I’m the kind of person who prefers crosswords to Sudoku, and, like many library folk, am thrilled to spend my day surrounded by words, words, words! I cannot help but be intrigued, however, by the number of, er, numbers we have floating around the building, in various collections.
Let’s take, for example, 2012. Depending on how you look at it, this year will bring either the end of civilization or a quantum change in consciousness. If you can’t buy either scenario, you can dream about 2112, or, conversely, cast your fancy backward to 1189.
On the mathematical front, we’ve got pi, the pumped-up world of pre-algebra, and the fabulous Fibonacci numbers, to name but a few. You’ll also find practical math manuals, just in case you’re not ready for the calculus wars. But when you are, we’ve got that covered, too.
The more I look around, the more numbers I see, and it’s both exciting and dizzying to uncover more and more of them everywhere I go. Of course, folks who write series fiction, like Janet Evanovich and James Patterson are easy to spot, but let’s not forget all those filmmakers who have favored us with countless sequels. And, of course, you have to give a shout out to the British monarchy, if you’re going to get an accurate count.

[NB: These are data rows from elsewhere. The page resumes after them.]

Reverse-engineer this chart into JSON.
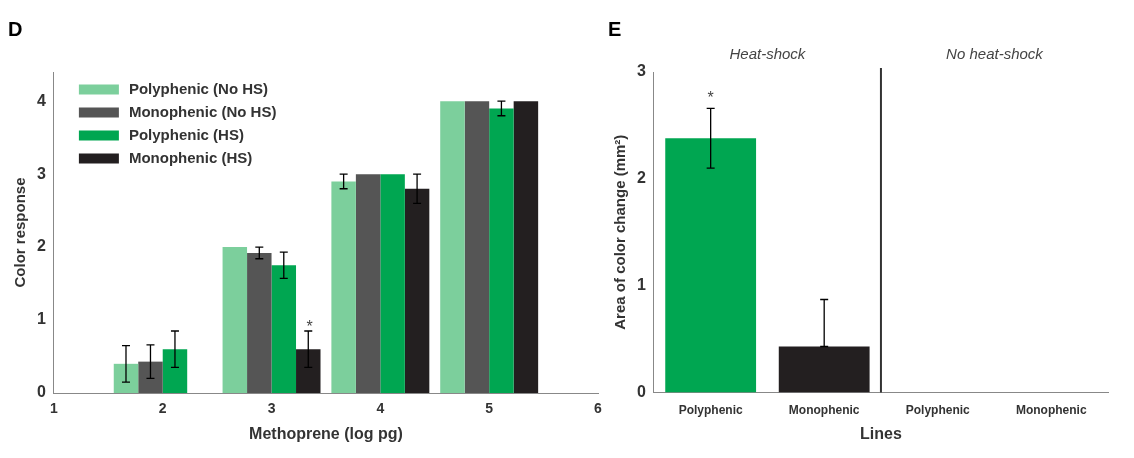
{
  "chart_data": [
    {
      "type": "bar",
      "title": "D",
      "xlabel": "Methoprene (log pg)",
      "ylabel": "Color response",
      "x": [
        2,
        3,
        4,
        5
      ],
      "xlim": [
        1,
        6
      ],
      "xticks": [
        1,
        2,
        3,
        4,
        5,
        6
      ],
      "ylim": [
        0,
        4.4
      ],
      "yticks": [
        0,
        1,
        2,
        3,
        4
      ],
      "legend": "top left",
      "series": [
        {
          "name": "Polyphenic (No HS)",
          "color": "#7ccf9c",
          "values": [
            0.4,
            2.0,
            2.9,
            4.0
          ],
          "errors": [
            0.25,
            null,
            0.1,
            null
          ]
        },
        {
          "name": "Monophenic (No HS)",
          "color": "#555555",
          "values": [
            0.43,
            1.92,
            3.0,
            4.0
          ],
          "errors": [
            0.23,
            0.08,
            null,
            null
          ]
        },
        {
          "name": "Polyphenic (HS)",
          "color": "#00a651",
          "values": [
            0.6,
            1.75,
            3.0,
            3.9
          ],
          "errors": [
            0.25,
            0.18,
            null,
            0.1
          ]
        },
        {
          "name": "Monophenic (HS)",
          "color": "#231f20",
          "values": [
            null,
            0.6,
            2.8,
            4.0
          ],
          "errors": [
            null,
            0.25,
            0.2,
            null
          ]
        }
      ],
      "annotations": [
        "*"
      ]
    },
    {
      "type": "bar",
      "title": "E",
      "xlabel": "Lines",
      "ylabel": "Area of color change (mm²)",
      "categories": [
        "Polyphenic",
        "Monophenic",
        "Polyphenic",
        "Monophenic"
      ],
      "values": [
        2.38,
        0.43,
        0,
        0
      ],
      "colors": [
        "#00a651",
        "#231f20",
        "#00a651",
        "#231f20"
      ],
      "errors": [
        0.28,
        [
          0.43,
          0.87
        ],
        null,
        null
      ],
      "ylim": [
        0,
        3
      ],
      "yticks": [
        0,
        1,
        2,
        3
      ],
      "annotations": [
        "*",
        "Heat-shock",
        "No heat-shock"
      ]
    }
  ]
}
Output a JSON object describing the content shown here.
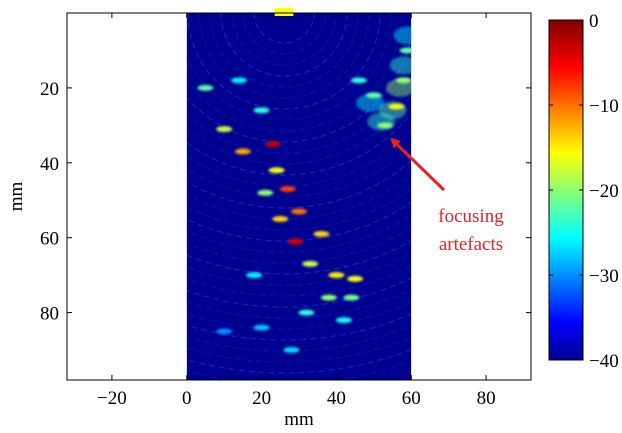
{
  "chart_data": {
    "type": "heatmap",
    "title": "",
    "xlabel": "mm",
    "ylabel": "mm",
    "xlim": [
      -32,
      92
    ],
    "ylim": [
      98,
      0
    ],
    "data_x_range": [
      0,
      60
    ],
    "x_ticks": [
      {
        "value": -20,
        "label": "−20"
      },
      {
        "value": 0,
        "label": "0"
      },
      {
        "value": 20,
        "label": "20"
      },
      {
        "value": 40,
        "label": "40"
      },
      {
        "value": 60,
        "label": "60"
      },
      {
        "value": 80,
        "label": "80"
      }
    ],
    "y_ticks": [
      {
        "value": 20,
        "label": "20"
      },
      {
        "value": 40,
        "label": "40"
      },
      {
        "value": 60,
        "label": "60"
      },
      {
        "value": 80,
        "label": "80"
      }
    ],
    "colorbar": {
      "range": [
        -40,
        0
      ],
      "ticks": [
        {
          "value": 0,
          "label": "0"
        },
        {
          "value": -10,
          "label": "−10"
        },
        {
          "value": -20,
          "label": "−20"
        },
        {
          "value": -30,
          "label": "−30"
        },
        {
          "value": -40,
          "label": "−40"
        }
      ],
      "colormap": "jet"
    },
    "reflectors": [
      {
        "x": 5,
        "y": 20,
        "db": -22
      },
      {
        "x": 10,
        "y": 31,
        "db": -18
      },
      {
        "x": 14,
        "y": 18,
        "db": -26
      },
      {
        "x": 15,
        "y": 37,
        "db": -12
      },
      {
        "x": 20,
        "y": 26,
        "db": -24
      },
      {
        "x": 23,
        "y": 35,
        "db": -3
      },
      {
        "x": 24,
        "y": 42,
        "db": -16
      },
      {
        "x": 27,
        "y": 47,
        "db": -8
      },
      {
        "x": 30,
        "y": 53,
        "db": -10
      },
      {
        "x": 21,
        "y": 48,
        "db": -20
      },
      {
        "x": 25,
        "y": 55,
        "db": -14
      },
      {
        "x": 29,
        "y": 61,
        "db": -4
      },
      {
        "x": 36,
        "y": 59,
        "db": -14
      },
      {
        "x": 33,
        "y": 67,
        "db": -18
      },
      {
        "x": 40,
        "y": 70,
        "db": -15
      },
      {
        "x": 45,
        "y": 71,
        "db": -16
      },
      {
        "x": 38,
        "y": 76,
        "db": -20
      },
      {
        "x": 44,
        "y": 76,
        "db": -21
      },
      {
        "x": 32,
        "y": 80,
        "db": -24
      },
      {
        "x": 42,
        "y": 82,
        "db": -25
      },
      {
        "x": 18,
        "y": 70,
        "db": -26
      },
      {
        "x": 20,
        "y": 84,
        "db": -28
      },
      {
        "x": 28,
        "y": 90,
        "db": -27
      },
      {
        "x": 10,
        "y": 85,
        "db": -30
      },
      {
        "x": 53,
        "y": 30,
        "db": -20
      },
      {
        "x": 56,
        "y": 25,
        "db": -16
      },
      {
        "x": 58,
        "y": 18,
        "db": -20
      },
      {
        "x": 50,
        "y": 22,
        "db": -22
      },
      {
        "x": 46,
        "y": 18,
        "db": -24
      },
      {
        "x": 59,
        "y": 10,
        "db": -22
      }
    ],
    "transducer": {
      "x": 26,
      "width_mm": 5
    },
    "annotation": {
      "lines": [
        "focusing",
        "artefacts"
      ],
      "target": {
        "x": 53,
        "y": 33
      }
    },
    "colors": {
      "background_low": "#00008f",
      "annotation": "#e8231f",
      "transducer": "#ffff00"
    }
  }
}
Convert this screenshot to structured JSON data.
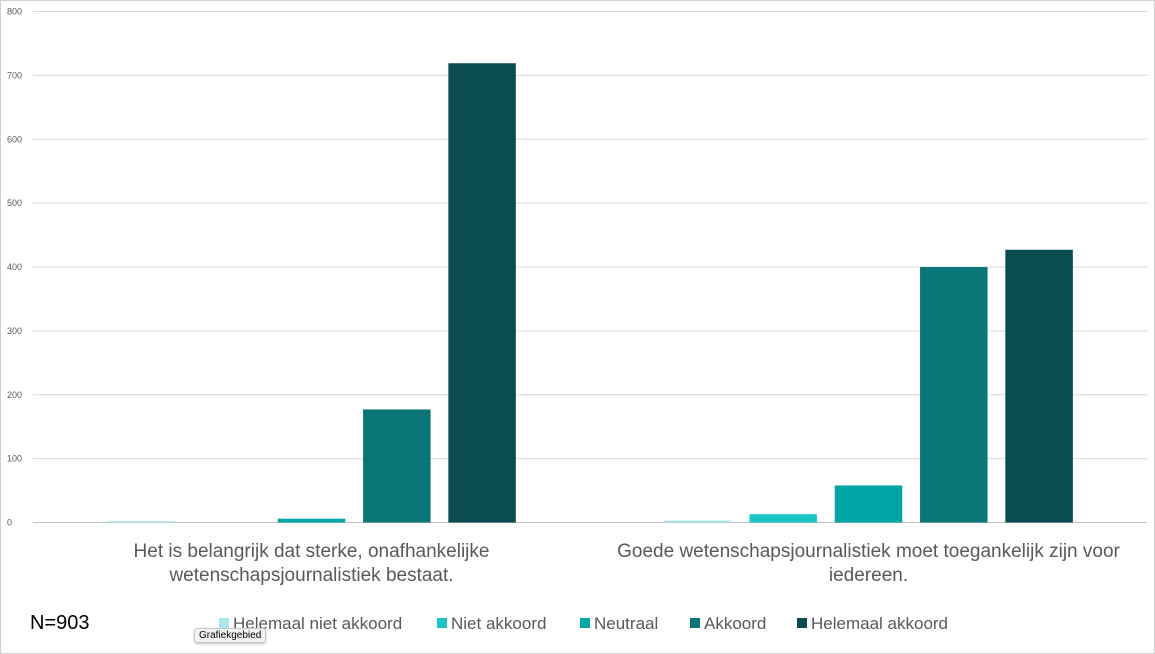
{
  "note": "N=903",
  "tooltip": "Grafiekgebied",
  "chart_data": {
    "type": "bar",
    "categories": [
      [
        "Het is belangrijk dat sterke, onafhankelijke",
        "wetenschapsjournalistiek bestaat."
      ],
      [
        "Goede wetenschapsjournalistiek moet toegankelijk zijn voor",
        "iedereen."
      ]
    ],
    "ylim": [
      0,
      800
    ],
    "yticks": [
      0,
      100,
      200,
      300,
      400,
      500,
      600,
      700,
      800
    ],
    "grid": true,
    "legend_position": "bottom",
    "series": [
      {
        "name": "Helemaal niet akkoord",
        "color": "#aee6ea",
        "values": [
          2,
          3
        ]
      },
      {
        "name": "Niet akkoord",
        "color": "#1cc6c6",
        "values": [
          0,
          13
        ]
      },
      {
        "name": "Neutraal",
        "color": "#00a6a6",
        "values": [
          6,
          58
        ]
      },
      {
        "name": "Akkoord",
        "color": "#0b7677",
        "values": [
          177,
          400
        ]
      },
      {
        "name": "Helemaal akkoord",
        "color": "#0a4c4f",
        "values": [
          719,
          427
        ]
      }
    ]
  }
}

Although I will probably always feel more comfortable in the realm of language than in the multifaceted kingdom of numbers, it’s exciting to find them co-existing on the shelves, woven in and out of each other like music (which is, arguably, the perfect marriage of both). It’s enough to make a person skip around the stacks, singing a little song:
“We’ve got algorithms, we’ve got music,
Words and numbers, who could ask for anything more?”
Okay, maybe not. But will this wordsmith do her very best to make sure your numerical needs are being met? You can definitely count on that.